Mais on ne voyait guère pourquoi l’Etat se verrait « empêcher d’opposer la prescription quadriennale » si ce n’est sa propre incurie à soulever la prescription quadriennale à temps. Il eut été choquant qu'il puisse invoquer cette prescription quinquennale (et avec lui les autres personnes publiques soumises à la loi du 31 décembre 1968) alors que les créanciers ne pouvaient pas s’en prévaloir. Sans doute faut-il voir là l’explication au fait que le Conseil d’Etat n’a pas suivi, sur ce point, son rapporteur public.
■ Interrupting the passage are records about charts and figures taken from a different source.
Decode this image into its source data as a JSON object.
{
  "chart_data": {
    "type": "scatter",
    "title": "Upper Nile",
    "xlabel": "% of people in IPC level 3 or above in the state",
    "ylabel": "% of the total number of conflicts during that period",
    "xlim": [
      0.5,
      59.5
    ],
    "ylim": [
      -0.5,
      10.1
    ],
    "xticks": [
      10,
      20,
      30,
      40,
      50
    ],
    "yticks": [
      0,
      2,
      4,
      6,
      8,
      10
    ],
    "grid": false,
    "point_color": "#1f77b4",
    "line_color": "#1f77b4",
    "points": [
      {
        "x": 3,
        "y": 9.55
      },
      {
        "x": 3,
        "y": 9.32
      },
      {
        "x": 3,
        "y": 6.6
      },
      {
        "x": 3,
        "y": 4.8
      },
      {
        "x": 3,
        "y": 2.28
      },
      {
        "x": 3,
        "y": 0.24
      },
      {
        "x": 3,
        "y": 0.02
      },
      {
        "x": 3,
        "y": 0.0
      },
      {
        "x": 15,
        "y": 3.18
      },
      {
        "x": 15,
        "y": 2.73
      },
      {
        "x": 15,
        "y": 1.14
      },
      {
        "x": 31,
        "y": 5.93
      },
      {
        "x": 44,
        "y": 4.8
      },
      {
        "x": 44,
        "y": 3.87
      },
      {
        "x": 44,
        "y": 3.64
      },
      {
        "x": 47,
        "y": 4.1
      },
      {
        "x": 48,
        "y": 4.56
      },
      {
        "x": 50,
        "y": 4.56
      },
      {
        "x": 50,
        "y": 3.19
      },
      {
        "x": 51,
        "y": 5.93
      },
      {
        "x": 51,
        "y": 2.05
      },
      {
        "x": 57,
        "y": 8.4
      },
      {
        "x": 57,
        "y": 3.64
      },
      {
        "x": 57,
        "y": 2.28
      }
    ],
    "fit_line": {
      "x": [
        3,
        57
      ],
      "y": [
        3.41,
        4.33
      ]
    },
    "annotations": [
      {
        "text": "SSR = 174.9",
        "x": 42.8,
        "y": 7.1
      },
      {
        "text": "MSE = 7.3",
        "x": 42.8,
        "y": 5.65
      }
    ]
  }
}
Cela étant, cela n’aurait guère changé la solution en l’espèce, compte tenu du point de départ retenu.

Appliquant cette prescription quinquennale aux autres constructeurs, le débat portait en effet sur la détermination du point de départ de celle-ci. La rapporteur public a rappelé que si le nouvel article 2224 du Code civil prévoit expressément le point de départ de la prescription quinquennale comme étant le « jour où le titulaire d'un droit a connu ou aurait dû connaître les faits lui permettant de l'exercer », l’ancien article 2262 en revanche avait été interprété par une décision Société Eiffage Construction comme faisant partir le délai de l’ancienne prescription trentenaire à compter de « la manifestation du dommage » (CE, 10 oct. 2022, Société Eiffage Construction, 454446, aux Tables). Mais Nicolas Labrune proposa de la cantonner à ce à quoi elle correspondait, c’est-à-dire à l’action fondée sur la responsabilité contractuelle pour faute assimilable à une fraude ou à un dol. Assez justement nous semble-t-il, il estimait que :

« Ainsi que vous l’expliquait notre collègue Marc Pichon de Vendeuil dans ses conclusions sur la décision Société Eiffage Construction, s’il y a lieu, en matière de responsabilité contractuelle pour faute assimilable à une fraude ou à un dol du constructeur, de distinguer entre les deux points de départ de la prescription, avant et après la réforme de 2008, c’est parce qu’en cette matière, la connaissance des faits de nature à déclencher le cours de la prescription quinquennale doit s’entendre comme la connaissance du caractère frauduleux ou dolosif des agissements à l’origine du dommage, laquelle est susceptible d’intervenir bien après la manifestation du dommage elle-même. La divergence entre les deux points de départ n’est donc justifiée que par les particularités de la responsabilité pour fraude ou dol ».


En conséquence, le Conseil d'Etat juge que la date d’ajournement des travaux de 2007 pouvait correspondre à la connaissance des faits permettant au Centre hospitalier d’exercer l’action car « les conséquences futures et raisonnablement prévisibles des désordres apparus ne constituent pas » une aggravation de nature à justifier un report du point de départ (CE, 7 févr. 2023, M. et Mme Brossaud et autre, 454109, aux Tables). Le centre hospitalier avait certes saisi le TA d’une demande d’expertise dès 2007 mais l’expert ayant rendu son rapport en 2014, il n’a saisi le TA d’une action en responsabilité contractuelle qu’en 2015, soit 8 ans après la connaissance des faits… Son action est donc prescrite.

Cette solution, non pas tant sur le plan des principes mais sur leur application aux faits de l’espèce, est donc très protectrice des deniers de l’Etat, ce qui ne saurait surprendre dans le contexte actuel, même si cela se fait ici au détriment des deniers d’un centre hospitalier.


[1] « Sauf renonciation, la prescription peut être opposée en tout état de cause, même devant la cour d’appel ».